One of my favourite things to do when I was little was watching documentaries about ancient Egypt. I was (and still am) so fascinated by every single piece of their history.
Visiting an egyptian collection is even more fun when you have your personal translator with you. Yes, that is right. Lazar has studied egyptology back in Bulgaria and can actually read some of those pretty hieroglyphs. How lucky am I?
This cute little statuette is one of the gems of the egyptian collection in Kunsthistorisches Museum. During the Old Kingdom the female hippo was seen as a deity of protection in pregnancy and childbirth. Egyptian women wore amulets depicting the hippo goddess - Taweret, to protect their pregnancies. The motif was used in the decorations of beds and headrests, because of its protecting powers.

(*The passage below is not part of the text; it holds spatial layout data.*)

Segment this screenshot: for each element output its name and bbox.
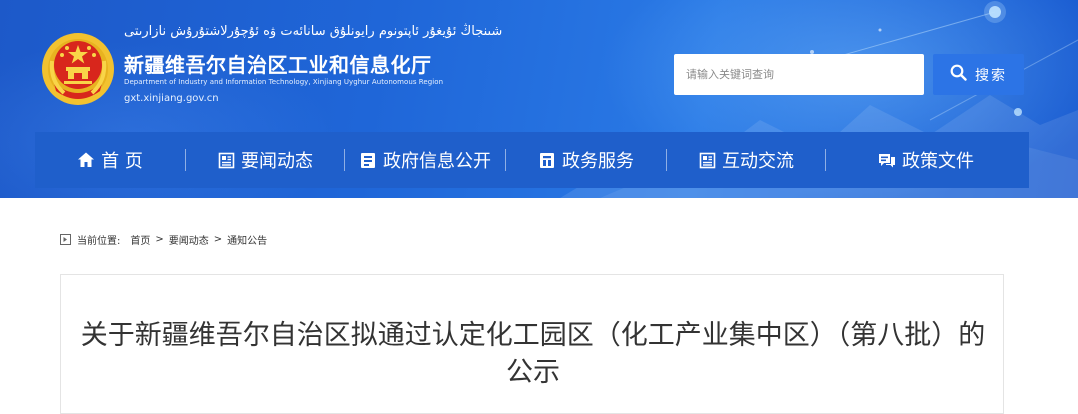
- nav-item-label: 互动交流: [722, 151, 794, 172]
- policy-icon: [878, 151, 896, 169]
- nav-item-label: 政府信息公开: [383, 151, 491, 172]
- nav-item-label: 政策文件: [902, 151, 974, 172]
- breadcrumb-notice-link[interactable]: 通知公告: [227, 232, 267, 247]
- location-icon: [60, 234, 71, 245]
- interaction-icon: [698, 151, 716, 169]
- nav-item-news[interactable]: 要闻动态: [186, 132, 344, 188]
- nav-item-label: 首 页: [101, 151, 143, 172]
- nav-item-label: 要闻动态: [241, 151, 313, 172]
- nav-item-services[interactable]: 政务服务: [506, 132, 666, 188]
- site-title[interactable]: 新疆维吾尔自治区工业和信息化厅: [124, 49, 432, 78]
- site-title-english: Department of Industry and Information T…: [124, 78, 444, 86]
- article-title-line: 公示: [506, 357, 560, 388]
- article-title-line: 关于新疆维吾尔自治区拟通过认定化工园区（化工产业集中区）（第八批）的: [80, 320, 986, 351]
- main-nav: 首 页 要闻动态 政府信息公开 政务服务 互动交流 政策文件: [35, 132, 1029, 188]
- nav-item-interaction[interactable]: 互动交流: [667, 132, 825, 188]
- nav-item-gov-info[interactable]: 政府信息公开: [345, 132, 505, 188]
- article-panel: 关于新疆维吾尔自治区拟通过认定化工园区（化工产业集中区）（第八批）的 公示: [60, 274, 1004, 414]
- news-icon: [217, 151, 235, 169]
- national-emblem-icon: [40, 31, 116, 107]
- breadcrumb-separator: >: [213, 234, 223, 245]
- search-button[interactable]: 搜索: [933, 54, 1024, 95]
- home-icon: [77, 151, 95, 169]
- search-icon: [950, 64, 967, 85]
- site-url: gxt.xinjiang.gov.cn: [124, 93, 219, 104]
- site-title-uyghur: شىنجاڭ ئۇيغۇر ئاپتونوم رايونلۇق سانائەت …: [124, 24, 503, 39]
- nav-item-label: 政务服务: [562, 151, 634, 172]
- breadcrumb-home-link[interactable]: 首页: [130, 232, 150, 247]
- article-title: 关于新疆维吾尔自治区拟通过认定化工园区（化工产业集中区）（第八批）的 公示: [61, 317, 1005, 391]
- service-icon: [538, 151, 556, 169]
- search-button-label: 搜索: [975, 67, 1007, 84]
- breadcrumb: 当前位置: 首页 > 要闻动态 > 通知公告: [60, 232, 267, 247]
- nav-item-home[interactable]: 首 页: [35, 132, 185, 188]
- search-input[interactable]: [674, 54, 924, 95]
- breadcrumb-label: 当前位置:: [77, 236, 121, 247]
- nav-item-policy[interactable]: 政策文件: [826, 132, 1026, 188]
- breadcrumb-separator: >: [155, 234, 164, 245]
- breadcrumb-news-link[interactable]: 要闻动态: [169, 232, 209, 247]
- document-icon: [359, 151, 377, 169]
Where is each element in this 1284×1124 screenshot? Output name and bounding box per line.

The image of the goddess has changed with time. Later on, the goddess was depicted as half human, carrying an ankh - the symbol of life, or a knife - to chase away evil spirits. This statuette depicts the original perception of the goddess. It is more than 4000 years old and is so well-preserved, its colours and details still amusing the people.
In ancient Egypt even in death the rich people differed from the poor. You can see how different the left mummy mask is from the right one. The gilding on the face symbolizes the union of the dead with the Sun God. The black and gold wig and the rich gilding suggest that it was the death of a wealthy man. The right mask has more details but has been done with more ordinary materials and suggest the death of a less wealthy man. However, both of them depict the close connection between an ordinary person and God, and the striving for perfection and eternal life.
Are you fascinated by ancient Egypt as much as I am?